Mon | Sep 25, 2017

Letter of the Day | Mobile money modern answer to farmer receipts

Published:Tuesday | September 13, 2016 | 9:01 AM

THE EDITOR, Sir:

In a desperate effort to minimise, if not eliminate, praedial larceny - a plague on farmers - the administration of a previous minister of agriculture introduced the farmers' receipt book. The thinking was that if all farmers and purchasers of produce/livestock cooperated with this concept, those who prey on our farmers would have difficulty explaining their cargo when intercepted by police.

Nothing is wrong with the intent, but today's technology has taken us far beyond the receipt book with its innate weaknesses. For if 25 per cent of motor vehicles travel with fraudulent insurance documents today, how well will a hand-written receipt hold up against the guile of the criminal minds and scammers in Jamaica.

With the introduction of mobile money bank accounts, and the ubiquitous cell phone - empowered with its camera and Internet accessibility - this whole process can easily be automated if the parties were made to open mobile money accounts.

Thereafter, payments by the purchasers of the livestock or produce will be electronically 'receipted' when the electronic mobile money payment is made by the purchaser to the farmer.

This electronic receipt would be presented to the police, upon request, which can be validated by the police, online and in real time, using a similar smartphone. This 'receipting' subsystem could be so programmed, with minimal effort, to also store the picture of the produce or livestock.

 

ACCESS TO DATABASES

 

Further, the smartphone carried by the police could access disparate databases, through a single app, to garner up-to-date information on vehicle and driver during or before approaching a driver/vehicle. This way, we empower our police and can make a significant impact on crime. Name, licence number and TRN are all powerful keys for searching multiple disparate databases in seconds.
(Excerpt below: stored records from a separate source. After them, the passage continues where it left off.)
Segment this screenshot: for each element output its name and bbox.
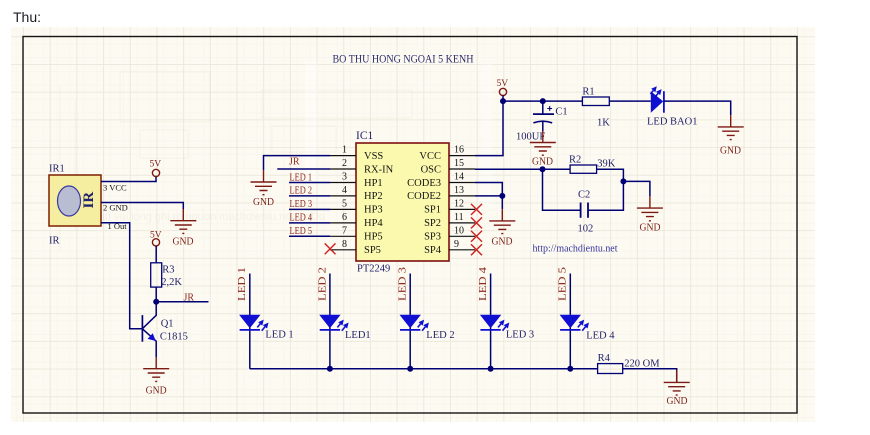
svg-text:1K: 1K <box>597 118 610 129</box>
svg-text:12: 12 <box>454 198 464 209</box>
no-connect X pin11 <box>471 217 482 228</box>
LED D5 column <box>558 267 616 369</box>
svg-text:PT2249: PT2249 <box>357 264 390 275</box>
wire JR net stub <box>156 301 208 303</box>
wire IR1 pin2 to GND <box>101 203 183 210</box>
svg-text:100UF: 100UF <box>516 131 545 142</box>
svg-text:LED 3: LED 3 <box>506 329 534 340</box>
svg-text:LED 2: LED 2 <box>317 267 328 301</box>
wire pin15 OSC to R2 <box>475 168 570 170</box>
transistor Q1 <box>142 302 188 357</box>
IC IC1 PT2249 <box>330 130 475 275</box>
svg-text:R1: R1 <box>582 87 594 98</box>
capacitor C2 <box>543 169 624 234</box>
no-connect X pin9 <box>471 244 482 255</box>
wire junction to GND <box>623 181 650 196</box>
ground GND (R4) <box>664 370 690 407</box>
svg-text:HP2: HP2 <box>364 191 383 202</box>
wire pin2 JR <box>277 168 330 170</box>
ghost watermark remnants (decorative) <box>60 72 412 250</box>
no-connect X pin12 <box>471 204 482 215</box>
svg-text:8: 8 <box>342 239 347 250</box>
svg-text:14: 14 <box>454 172 464 183</box>
wire pin14 CODE3 <box>475 183 502 196</box>
svg-text:5V: 5V <box>497 79 509 89</box>
wire LED bus <box>250 368 598 370</box>
node junction pin13/14 <box>499 193 505 199</box>
node junction OSC/C2 <box>540 166 546 172</box>
wire 5V rail to R1 <box>503 100 582 102</box>
wire pin3 LED 1 <box>289 182 330 184</box>
svg-text:R3: R3 <box>162 265 174 276</box>
node junction bus/LED3 <box>407 366 413 372</box>
LED D3 column <box>398 267 455 369</box>
svg-text:5V: 5V <box>150 160 162 170</box>
capacitor C1 <box>516 101 568 142</box>
no-connect X pin10 <box>471 231 482 242</box>
node JR junction <box>153 299 159 305</box>
resistor R4 <box>598 353 661 374</box>
svg-text:GND: GND <box>173 237 194 248</box>
svg-text:IR: IR <box>49 236 60 247</box>
wire junction to GND <box>501 196 503 209</box>
svg-text:16: 16 <box>454 145 464 156</box>
svg-text:3: 3 <box>342 172 347 183</box>
svg-text:LED BAO1: LED BAO1 <box>647 116 697 127</box>
node junction 5V rail <box>500 98 506 104</box>
ground GND (C2 right) <box>637 196 663 233</box>
wire pin6 LED 4 <box>289 222 330 224</box>
svg-text:IR: IR <box>81 192 97 209</box>
svg-text:R2: R2 <box>569 154 581 165</box>
svg-text:SP1: SP1 <box>424 205 441 216</box>
svg-text:7: 7 <box>342 225 347 236</box>
svg-text:GND: GND <box>532 156 553 167</box>
svg-text:SP5: SP5 <box>364 245 381 256</box>
svg-text:4: 4 <box>342 185 347 196</box>
svg-text:R4: R4 <box>598 353 611 364</box>
svg-text:C1: C1 <box>555 106 567 117</box>
node junction bus/LED5 <box>567 366 573 372</box>
LED D2 column <box>317 267 370 369</box>
ground GND (CODE pins) <box>489 209 515 247</box>
svg-text:LED 2: LED 2 <box>290 186 313 197</box>
svg-text:C1815: C1815 <box>160 332 188 343</box>
svg-text:CODE2: CODE2 <box>407 191 441 202</box>
svg-text:HP4: HP4 <box>364 218 383 229</box>
svg-text:1: 1 <box>342 145 347 156</box>
svg-text:LED 4: LED 4 <box>290 213 313 224</box>
svg-text:GND: GND <box>667 396 688 407</box>
wire pin4 LED 2 <box>289 195 330 197</box>
svg-text:13: 13 <box>454 185 464 196</box>
svg-text:LED1: LED1 <box>345 330 371 341</box>
ground GND (LED BAO1) <box>718 115 744 156</box>
svg-text:GND: GND <box>253 197 274 208</box>
svg-text:2: 2 <box>342 158 347 169</box>
svg-text:OSC: OSC <box>421 164 441 175</box>
wire pin7 LED 5 <box>289 235 330 237</box>
svg-text:LED 5: LED 5 <box>290 226 313 237</box>
node junction bus/LED2 <box>327 366 333 372</box>
svg-text:GND: GND <box>640 223 661 234</box>
ground GND (C1) <box>530 131 556 167</box>
power 5V terminal A <box>150 160 162 177</box>
svg-text:39K: 39K <box>597 158 616 169</box>
LED D4 column <box>478 266 534 369</box>
wire pin13 CODE2 <box>475 195 502 197</box>
wire IR1 pin3 to 5V <box>101 177 156 182</box>
svg-text:IR1: IR1 <box>49 164 65 175</box>
svg-text:HP5: HP5 <box>364 232 383 243</box>
no-connect X pin8 <box>325 243 336 254</box>
svg-text:LED 2: LED 2 <box>426 330 454 341</box>
svg-text:http://machdientu.net: http://machdientu.net <box>533 244 618 255</box>
svg-text:LED 4: LED 4 <box>478 266 489 301</box>
LED D1 column <box>237 267 293 369</box>
wire LED to GND <box>664 101 731 115</box>
svg-text:5V: 5V <box>150 231 162 241</box>
svg-text:RX-IN: RX-IN <box>364 164 394 175</box>
svg-text:VSS: VSS <box>364 151 383 162</box>
svg-text:9: 9 <box>454 239 459 250</box>
node junction C2 right <box>620 178 626 184</box>
svg-text:2,2K: 2,2K <box>161 277 182 288</box>
svg-text:LED 3: LED 3 <box>290 199 313 210</box>
power 5V terminal (top rail) <box>497 79 509 101</box>
svg-text:LED 5: LED 5 <box>558 267 569 301</box>
resistor R2 <box>569 154 616 173</box>
resistor R1 <box>582 87 610 129</box>
svg-text:GND: GND <box>146 386 167 397</box>
power 5V terminal B <box>150 231 162 246</box>
ground GND (Q1 emitter) <box>143 357 169 397</box>
svg-text:220 OM: 220 OM <box>624 359 660 370</box>
svg-text:3 VCC: 3 VCC <box>103 183 127 193</box>
svg-text:5: 5 <box>342 198 347 209</box>
svg-text:SP4: SP4 <box>424 245 442 256</box>
ground GND (IC pin1) <box>251 170 277 208</box>
wire R2 right down to junction <box>597 169 624 181</box>
svg-text:JR: JR <box>289 157 300 168</box>
sheet border frame <box>23 37 797 414</box>
ground GND (IR1 pin2) <box>170 209 196 248</box>
wire R1 to LED <box>609 100 651 102</box>
svg-text:SP3: SP3 <box>424 232 441 243</box>
svg-text:LED 3: LED 3 <box>398 267 409 301</box>
LED BAO1 <box>647 86 697 127</box>
svg-text:HP1: HP1 <box>364 178 383 189</box>
svg-text:LED 1: LED 1 <box>290 172 313 183</box>
svg-text:SP2: SP2 <box>424 218 441 229</box>
wire R4 to GND <box>623 369 677 383</box>
svg-text:IC1: IC1 <box>356 130 374 142</box>
svg-text:10: 10 <box>454 225 464 236</box>
svg-text:Q1: Q1 <box>161 319 174 330</box>
svg-text:GND: GND <box>720 146 741 157</box>
svg-text:LED 1: LED 1 <box>237 267 248 301</box>
svg-text:6: 6 <box>342 212 347 223</box>
svg-text:C2: C2 <box>578 190 590 201</box>
svg-text:2 GND: 2 GND <box>103 203 128 213</box>
svg-text:HP3: HP3 <box>364 205 383 216</box>
node junction bus/LED4 <box>488 366 494 372</box>
wire pin16 VCC to 5V <box>475 101 503 156</box>
node junction C1 top <box>540 98 546 104</box>
svg-text:JR: JR <box>184 293 195 304</box>
wire R3 to collector junction <box>155 287 157 302</box>
svg-text:BO THU HONG NGOAI 5 KENH: BO THU HONG NGOAI 5 KENH <box>333 52 474 66</box>
wire pin1 to GND <box>264 156 331 171</box>
pins left (1-8) <box>330 156 356 250</box>
pins right (16-9) <box>449 156 475 250</box>
wire 5V-B to R3 <box>155 246 157 263</box>
svg-text:15: 15 <box>454 158 464 169</box>
svg-text:VCC: VCC <box>419 151 441 162</box>
svg-text:LED 4: LED 4 <box>586 330 615 341</box>
svg-text:102: 102 <box>578 223 594 234</box>
svg-text:GND: GND <box>492 236 513 247</box>
wire IR1 pin1 down to Q1 base <box>101 223 142 329</box>
resistor R3 <box>151 263 183 288</box>
wire pin5 LED 3 <box>289 208 330 210</box>
svg-text:CODE3: CODE3 <box>407 178 441 189</box>
IR receiver IR1 <box>49 164 128 247</box>
svg-text:LED 1: LED 1 <box>265 330 293 341</box>
svg-text:11: 11 <box>454 212 464 223</box>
To the authorities, I say, there are many technology companies in Jamaica with the competency to execute and deliver these initiatives. Please do not seek the answers abroad or 'interrogate' local companies or individuals for a blueprint, then put our ideas to tender so others may unduly benefit.

And to the Bank of Jamaica, I say, a maximum daily spend of less than $100,000 for mobile money would not facilitate this initiative. Examine the value of two cows.